2 Il vit aussi une veuve misérable qui y mettait deux
petites pièces,
3 et il dit: «Vraiment, je vous le déclare, cette veuve
pauvre a mis plus que tous les autres.
4 Car tous ceux-là ont pris sur leur superflu pour mettre
dans les offrandes; mais elle, elle a pris sur sa misère pour mettre tout ce
qu'elle avait pour vivre.»
5 Comme quelques-uns parlaient du temple, de son
ornementation de belles pierres et d'ex-voto, Jésus dit:
6 «Ce que vous contemplez, des jours vont venir où il n'en
restera pas pierre sur pierre: tout sera détruit.»
7 Ils lui demandèrent: «Maître, quand donc cela
arrivera-t-il, et quel sera le signe que cela va avoir lieu?»
(…)
25 «Il y aura des signes dans le soleil, la lune et les
étoiles, et sur la terre les nations seront dans l'angoisse, épouvantées par le
fracas de la mer et son agitation,
26 tandis que les hommes défailliront de frayeur dans la
crainte des malheurs arrivant sur le monde; car les puissances des cieux seront
ébranlées.
27 Alors, ils verront le Fils de l'homme venir entouré
d'une nuée dans la plénitude de la puissance et de la gloire.
28 «Quand ces événements commenceront à se produire,
redressez-vous et relevez la tête, car votre libération est proche.»

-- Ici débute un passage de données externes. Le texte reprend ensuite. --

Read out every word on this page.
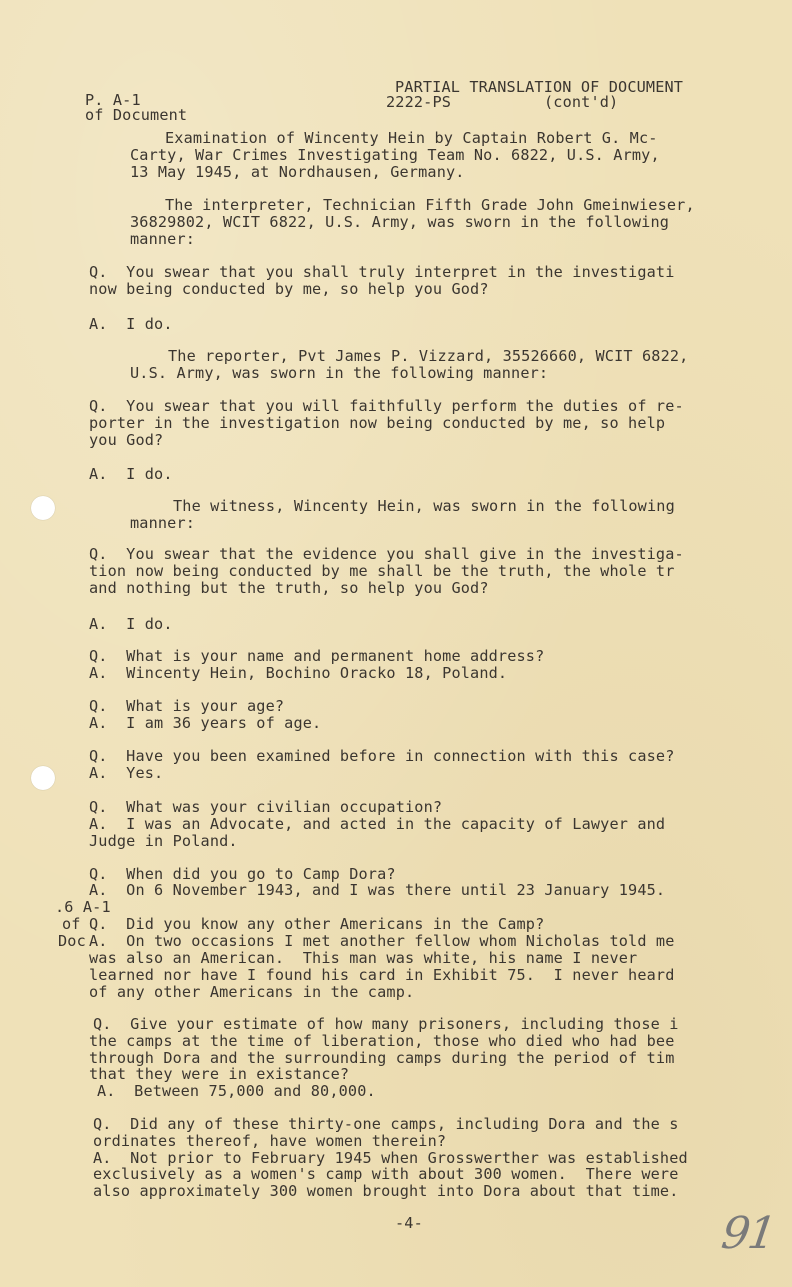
PARTIAL TRANSLATION OF DOCUMENT
2222-PS          (cont'd)
P. A-1
of Document
Examination of Wincenty Hein by Captain Robert G. Mc-
Carty, War Crimes Investigating Team No. 6822, U.S. Army,
13 May 1945, at Nordhausen, Germany.
The interpreter, Technician Fifth Grade John Gmeinwieser,
36829802, WCIT 6822, U.S. Army, was sworn in the following
manner:
Q.  You swear that you shall truly interpret in the investigati
now being conducted by me, so help you God?
A.  I do.
The reporter, Pvt James P. Vizzard, 35526660, WCIT 6822,
U.S. Army, was sworn in the following manner:
Q.  You swear that you will faithfully perform the duties of re-
porter in the investigation now being conducted by me, so help
you God?
A.  I do.
The witness, Wincenty Hein, was sworn in the following
manner:
Q.  You swear that the evidence you shall give in the investiga-
tion now being conducted by me shall be the truth, the whole tr
and nothing but the truth, so help you God?
A.  I do.
Q.  What is your name and permanent home address?
A.  Wincenty Hein, Bochino Oracko 18, Poland.
Q.  What is your age?
A.  I am 36 years of age.
Q.  Have you been examined before in connection with this case?
A.  Yes.
Q.  What was your civilian occupation?
A.  I was an Advocate, and acted in the capacity of Lawyer and
Judge in Poland.
Q.  When did you go to Camp Dora?
A.  On 6 November 1943, and I was there until 23 January 1945.
.6 A-1
of
Doc
Q.  Did you know any other Americans in the Camp?
A.  On two occasions I met another fellow whom Nicholas told me
was also an American.  This man was white, his name I never
learned nor have I found his card in Exhibit 75.  I never heard
of any other Americans in the camp.
Q.  Give your estimate of how many prisoners, including those i
the camps at the time of liberation, those who died who had bee
through Dora and the surrounding camps during the period of tim
that they were in existance?
A.  Between 75,000 and 80,000.
Q.  Did any of these thirty-one camps, including Dora and the s
ordinates thereof, have women therein?
A.  Not prior to February 1945 when Grosswerther was established
exclusively as a women's camp with about 300 women.  There were
also approximately 300 women brought into Dora about that time.
-4-	91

29 Et il leur dit une parabole:
«Voyez le figuier et tous les arbres:
30 dès qu'ils bourgeonnent vous savez de vous-mêmes, à les
voir, que déjà l'été est proche.
31 De même, vous aussi, quand vous verrez cela arriver,
sachez que le Règne de Dieu est proche.
32 En vérité, je vous le déclare, cette génération ne
passera pas que tout n'arrive.
33 Le ciel et la terre passeront, mes paroles ne passeront
pas.
34 «Tenez-vous sur vos gardes, de crainte que vos coeurs ne
s'alourdissent dans l'ivresse, les beuveries et les soucis de la vie, et que ce
jour-là ne tombe sur vous à l'improviste,
35 comme un filet; car il s'abattra sur tous ceux qui se
trouvent sur la face de la terre entière.

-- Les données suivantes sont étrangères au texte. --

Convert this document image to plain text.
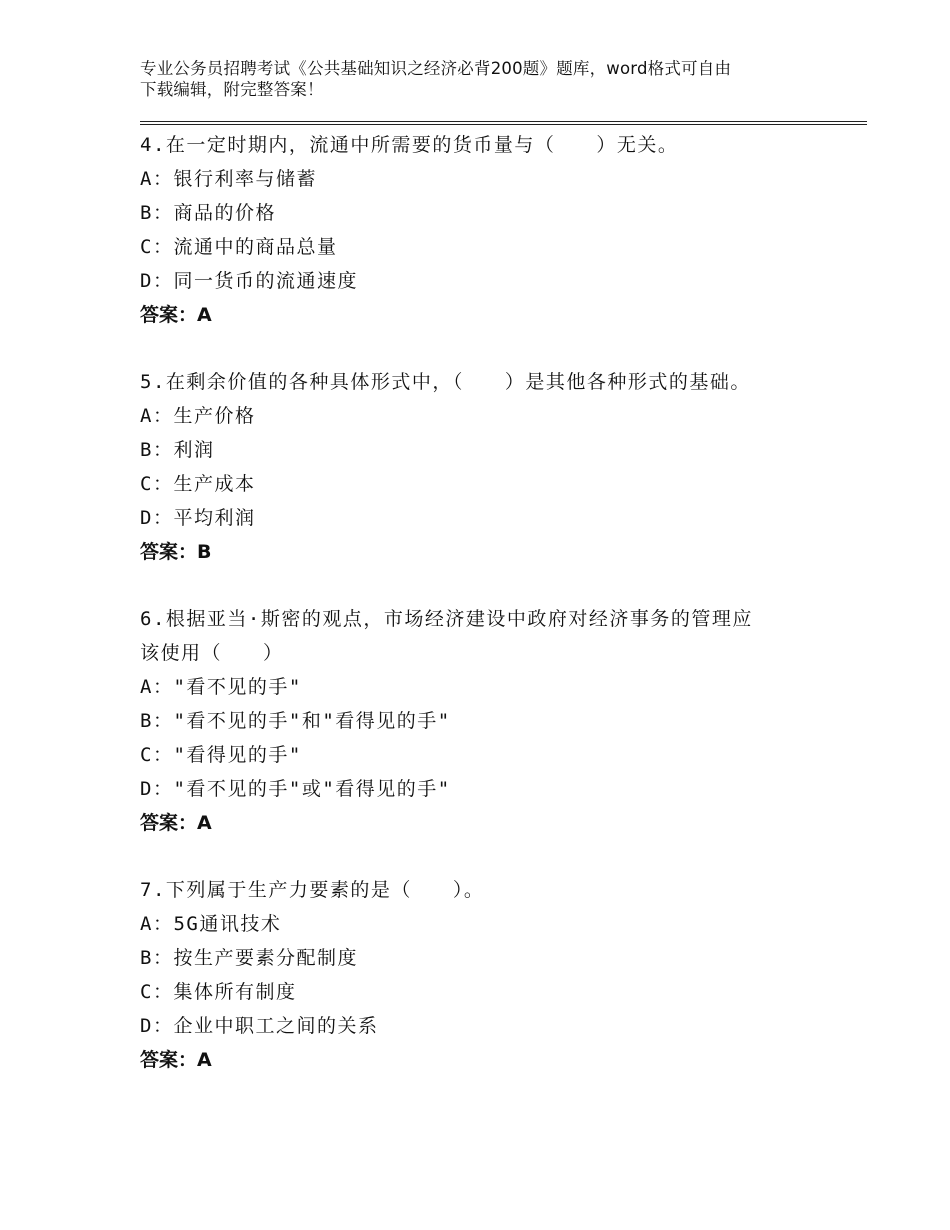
专业公务员招聘考试《公共基础知识之经济必背200题》题库，word格式可自由
下载编辑，附完整答案！
4.在一定时期内，流通中所需要的货币量与（　　）无关。
A：银行利率与储蓄
B：商品的价格
C：流通中的商品总量
D：同一货币的流通速度
答案：A
5.在剩余价值的各种具体形式中，（　　）是其他各种形式的基础。
A：生产价格
B：利润
C：生产成本
D：平均利润
答案：B
6.根据亚当·斯密的观点，市场经济建设中政府对经济事务的管理应
该使用（　　）
A："看不见的手"
B："看不见的手"和"看得见的手"
C："看得见的手"
D："看不见的手"或"看得见的手"
答案：A
7.下列属于生产力要素的是（　　）。
A：5G通讯技术
B：按生产要素分配制度
C：集体所有制度
D：企业中职工之间的关系
答案：A
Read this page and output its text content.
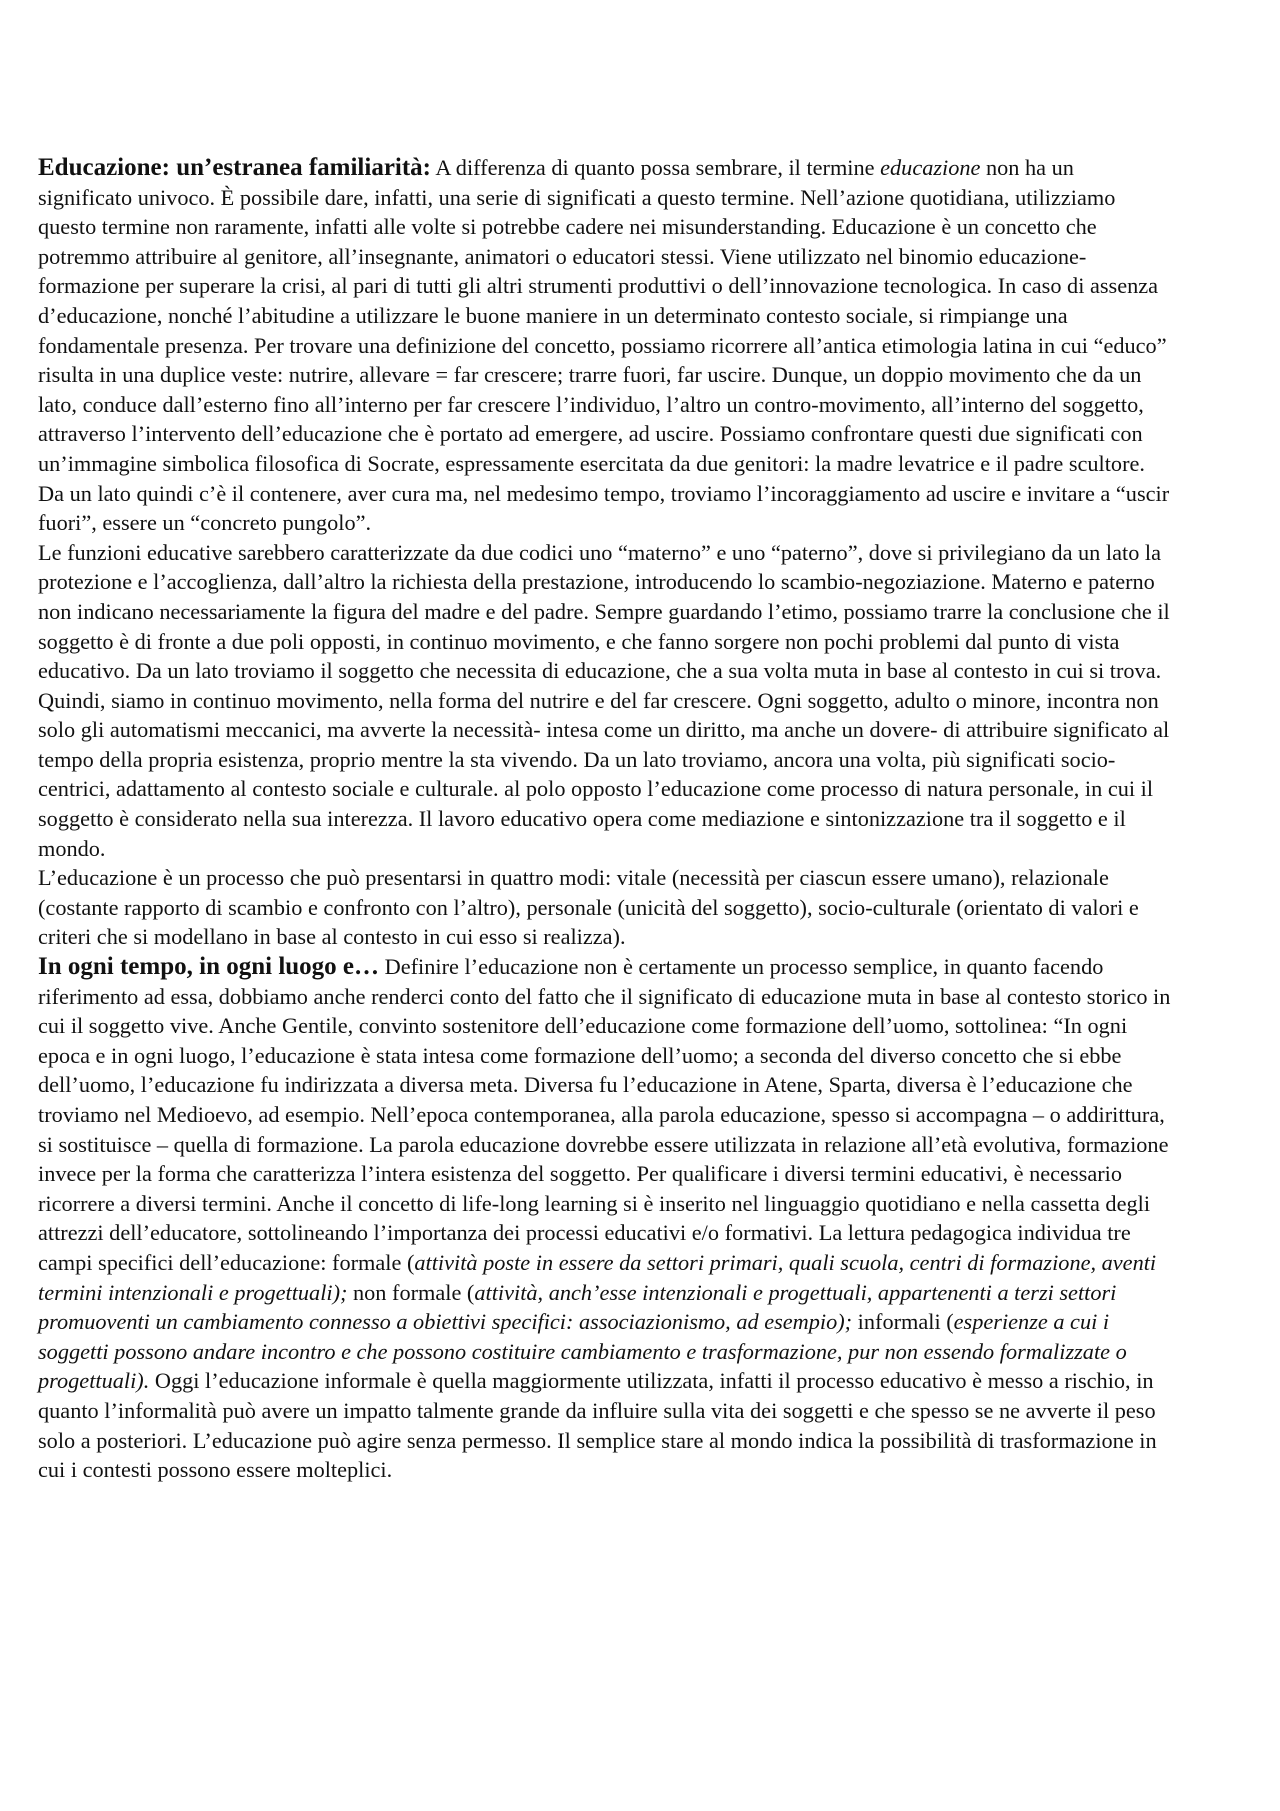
Educazione: un’estranea familiarità: A differenza di quanto possa sembrare, il termine educazione non ha un significato univoco. È possibile dare, infatti, una serie di significati a questo termine. Nell’azione quotidiana, utilizziamo questo termine non raramente, infatti alle volte si potrebbe cadere nei misunderstanding. Educazione è un concetto che potremmo attribuire al genitore, all’insegnante, animatori o educatori stessi. Viene utilizzato nel binomio educazione-formazione per superare la crisi, al pari di tutti gli altri strumenti produttivi o dell’innovazione tecnologica. In caso di assenza d’educazione, nonché l’abitudine a utilizzare le buone maniere in un determinato contesto sociale, si rimpiange una fondamentale presenza. Per trovare una definizione del concetto, possiamo ricorrere all’antica etimologia latina in cui “educo” risulta in una duplice veste: nutrire, allevare = far crescere; trarre fuori, far uscire. Dunque, un doppio movimento che da un lato, conduce dall’esterno fino all’interno per far crescere l’individuo, l’altro un contro-movimento, all’interno del soggetto, attraverso l’intervento dell’educazione che è portato ad emergere, ad uscire. Possiamo confrontare questi due significati con un’immagine simbolica filosofica di Socrate, espressamente esercitata da due genitori: la madre levatrice e il padre scultore. Da un lato quindi c’è il contenere, aver cura ma, nel medesimo tempo, troviamo l’incoraggiamento ad uscire e invitare a “uscir fuori”, essere un “concreto pungolo”.

Le funzioni educative sarebbero caratterizzate da due codici uno “materno” e uno “paterno”, dove si privilegiano da un lato la protezione e l’accoglienza, dall’altro la richiesta della prestazione, introducendo lo scambio-negoziazione. Materno e paterno non indicano necessariamente la figura del madre e del padre. Sempre guardando l’etimo, possiamo trarre la conclusione che il soggetto è di fronte a due poli opposti, in continuo movimento, e che fanno sorgere non pochi problemi dal punto di vista educativo. Da un lato troviamo il soggetto che necessita di educazione, che a sua volta muta in base al contesto in cui si trova. Quindi, siamo in continuo movimento, nella forma del nutrire e del far crescere. Ogni soggetto, adulto o minore, incontra non solo gli automatismi meccanici, ma avverte la necessità- intesa come un diritto, ma anche un dovere- di attribuire significato al tempo della propria esistenza, proprio mentre la sta vivendo. Da un lato troviamo, ancora una volta, più significati socio-centrici, adattamento al contesto sociale e culturale. al polo opposto l’educazione come processo di natura personale, in cui il soggetto è considerato nella sua interezza. Il lavoro educativo opera come mediazione e sintonizzazione tra il soggetto e il mondo.

L’educazione è un processo che può presentarsi in quattro modi: vitale (necessità per ciascun essere umano), relazionale (costante rapporto di scambio e confronto con l’altro), personale (unicità del soggetto), socio-culturale (orientato di valori e criteri che si modellano in base al contesto in cui esso si realizza).

In ogni tempo, in ogni luogo e… Definire l’educazione non è certamente un processo semplice, in quanto facendo riferimento ad essa, dobbiamo anche renderci conto del fatto che il significato di educazione muta in base al contesto storico in cui il soggetto vive. Anche Gentile, convinto sostenitore dell’educazione come formazione dell’uomo, sottolinea: “In ogni epoca e in ogni luogo, l’educazione è stata intesa come formazione dell’uomo; a seconda del diverso concetto che si ebbe dell’uomo, l’educazione fu indirizzata a diversa meta. Diversa fu l’educazione in Atene, Sparta, diversa è l’educazione che troviamo nel Medioevo, ad esempio. Nell’epoca contemporanea, alla parola educazione, spesso si accompagna – o addirittura, si sostituisce – quella di formazione. La parola educazione dovrebbe essere utilizzata in relazione all’età evolutiva, formazione invece per la forma che caratterizza l’intera esistenza del soggetto. Per qualificare i diversi termini educativi, è necessario ricorrere a diversi termini. Anche il concetto di life-long learning si è inserito nel linguaggio quotidiano e nella cassetta degli attrezzi dell’educatore, sottolineando l’importanza dei processi educativi e/o formativi. La lettura pedagogica individua tre campi specifici dell’educazione: formale (attività poste in essere da settori primari, quali scuola, centri di formazione, aventi termini intenzionali e progettuali); non formale (attività, anch’esse intenzionali e progettuali, appartenenti a terzi settori promuoventi un cambiamento connesso a obiettivi specifici: associazionismo, ad esempio); informali (esperienze a cui i soggetti possono andare incontro e che possono costituire cambiamento e trasformazione, pur non essendo formalizzate o progettuali). Oggi l’educazione informale è quella maggiormente utilizzata, infatti il processo educativo è messo a rischio, in quanto l’informalità può avere un impatto talmente grande da influire sulla vita dei soggetti e che spesso se ne avverte il peso solo a posteriori. L’educazione può agire senza permesso. Il semplice stare al mondo indica la possibilità di trasformazione in cui i contesti possono essere molteplici.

36 Mais restez éveillés dans une prière de tous les
instants pour être jugés dignes d'échapper à tous ces événements à venir et de
vous tenir debout devant le Fils de l'homme.»
Prédication :
N’êtes-vous pas étonnés en lisant
cela ? Je suis étonné en lisant cela. Il me semble là comprendre que si
nous prions continuellement avec une attention absolue, alors nous acquerrons
une dignité supérieure qui nous vaudra d’être épargnés par les catastrophes de
la fin des temps. Il est étonnant de lire cela parce que personne ne peut prier
continuellement et avec une attention absolue ; c’est une exigence
impossible, si bien que la récompense qui va avec cette exigence ne peut
nourrir aucune espérance. C’est bien plutôt l’obsession et la crainte qui se
présentent sur un tel chemin…
Sœurs et frères, si quelqu’un vient un jour vous proposer ce genre de
marché, prière perpétuelle en échange d’une certaine indulgence, fuyez-le, ou
combattez-le, même si c’est au nom de Dieu que cette personne s’exprime, et,
surtout, ne le croyez pas.
Ce verset est là, néanmoins, le
traducteur (TOB : Traduction Œcuménique de la Bible) a fait un choix, et
ce choix met sous nos yeux l’idée que Dieu rétribue la piété. Les protestants
que nous sommes, fils et filles de la Réforme, réagissent d’une manière
atavique à cette idée : ils la rejettent. Sola gratia, disent-il. C’est par pure grâce que nous sommes
sauvés. Mais cette affirmation appelle une question : pourquoi donc
prier ? Ou plutôt, puisque nous prions, puisque nous pratiquons notre
religion, puisque nous avons une certaine piété, notre pratique est-elle
vraiment tout à fait exempte d’une idée de rétribution ? En tout cas, le
traducteur de la TOB semble bien avoir été marqué par cette idée.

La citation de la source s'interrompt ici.